Depois eu lavo tudo, o ciclone lava o rebaixamento do time e o vento estilhaça o vitral de tédio. Agora é só realizar o nada. Mas ela esticou as pernas na muretinha, e as observava longas e prateadas, como prateada era a navalha que deslizava por elas. Passa as mãos pelo rosto, irritado. Reclinado, ela decide barbeá-lo.
Trovões anunciam alguma trégua, o vento mais forte os acaricia, silentes.
Debruçada sobre o pescoço dele, entregue, enquanto a navalha, precisa, corrige o relevo da pele dos onze anos, percebe o olhar agudo, imperturbável e o ângulo harmonioso daquelas mandíbulas. Nebulosidades espraiam-se lentas por trás daquele rosto feminino, oval; tão oval. – Você é a mulher mais linda que eu já vi de ponta cabeça! Não me saia por aí de ponta cabeça, viu! – Pára, não mexe. Barbear é preciso...
- Viver não é preciso!

5 comentários:

Marco Antônio de Araújo Bueno disse...

Marco,

Está curto.
Eu curto.
Você curte.
Curtirão?

Minha única impressão é que pode ser tentada, se quiser, uma versão mais longa.

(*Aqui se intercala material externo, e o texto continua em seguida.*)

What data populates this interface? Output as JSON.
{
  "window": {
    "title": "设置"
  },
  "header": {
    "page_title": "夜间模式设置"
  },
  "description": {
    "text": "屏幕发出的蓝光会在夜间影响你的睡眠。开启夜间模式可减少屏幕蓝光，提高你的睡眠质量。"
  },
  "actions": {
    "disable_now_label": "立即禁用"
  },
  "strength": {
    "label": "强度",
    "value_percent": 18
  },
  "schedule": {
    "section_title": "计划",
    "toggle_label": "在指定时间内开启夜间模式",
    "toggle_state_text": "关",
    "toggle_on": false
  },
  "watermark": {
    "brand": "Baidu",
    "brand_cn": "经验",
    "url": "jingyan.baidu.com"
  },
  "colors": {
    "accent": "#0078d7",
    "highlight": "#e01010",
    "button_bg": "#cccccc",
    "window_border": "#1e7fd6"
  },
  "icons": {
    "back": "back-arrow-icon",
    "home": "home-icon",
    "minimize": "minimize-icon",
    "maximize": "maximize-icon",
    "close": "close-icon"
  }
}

Não por atenção à personagem, nem por (des) respeito ou consideração ao leitor.

Por exercício e por ofício.

Mas pode ser assim, caso você não prefira o esticar.

Abraços

Cid Pimentel

Marco Antônio de Araújo Bueno disse...

Caro Marco

Parabéns. V. está se enveredando muito bem pela agradável senda do conto.
Idéia boa, exposição clara, estilo inconfundível - a um tempo jocoso e mordaz - como convem a êsse difícil segmento da arte literária. Agradável de se ler.
Grato pela lembrança com abraços do
Rodolpho

Marco Antônio de Araújo Bueno disse...

Marco,

Gostar ou não gostar é uma questão que não se coloca sobre a leitura de seu texto, de vez que você escreve bem e gostoso.
Para além daí, vem a "análise" da escrita.
Demorei até agora , pois não tinha certeza do que dizer sobre não ter gostado de uma expressão"realizar o nada". Não gostei. Não sei dizer de fato porque. O fato é que não gostei da frase. Senti-a fora, senti-a muito dentro, senti-a colocada, senti-a deslocada.
Vai ver que o efeito esperado/pretendido foi este.
Não gostei.
Acho o texto e disto tenho segurança, uma forma pronta e acabada de conto, com todos os componentes clássicos . Tempo, ação, côr, tessitura, provocam a agradável emoção de uma leitura completa.
A frase me ficou com um travo.
E pode ser um problema meu.
Ofereço-o como uma reflexão e com a estima que tenho pela sua Literatura.

ABRAÇO,

CID PIMENTEL

Marco Antônio de Araújo Bueno disse...

Parabéns pela concisão, pela precisão, pelo estilo elegante...
Um abraço, béti

Enviado por béti mecking em 10/06/2007 09:38

para o texto: "Navalha na Tarde" (T509225)

Marco Antônio de Araújo Bueno disse...

"Coçar inconclusões" nos "vitrais do tédio"... Texto bom de se ler até de ponta cabeça!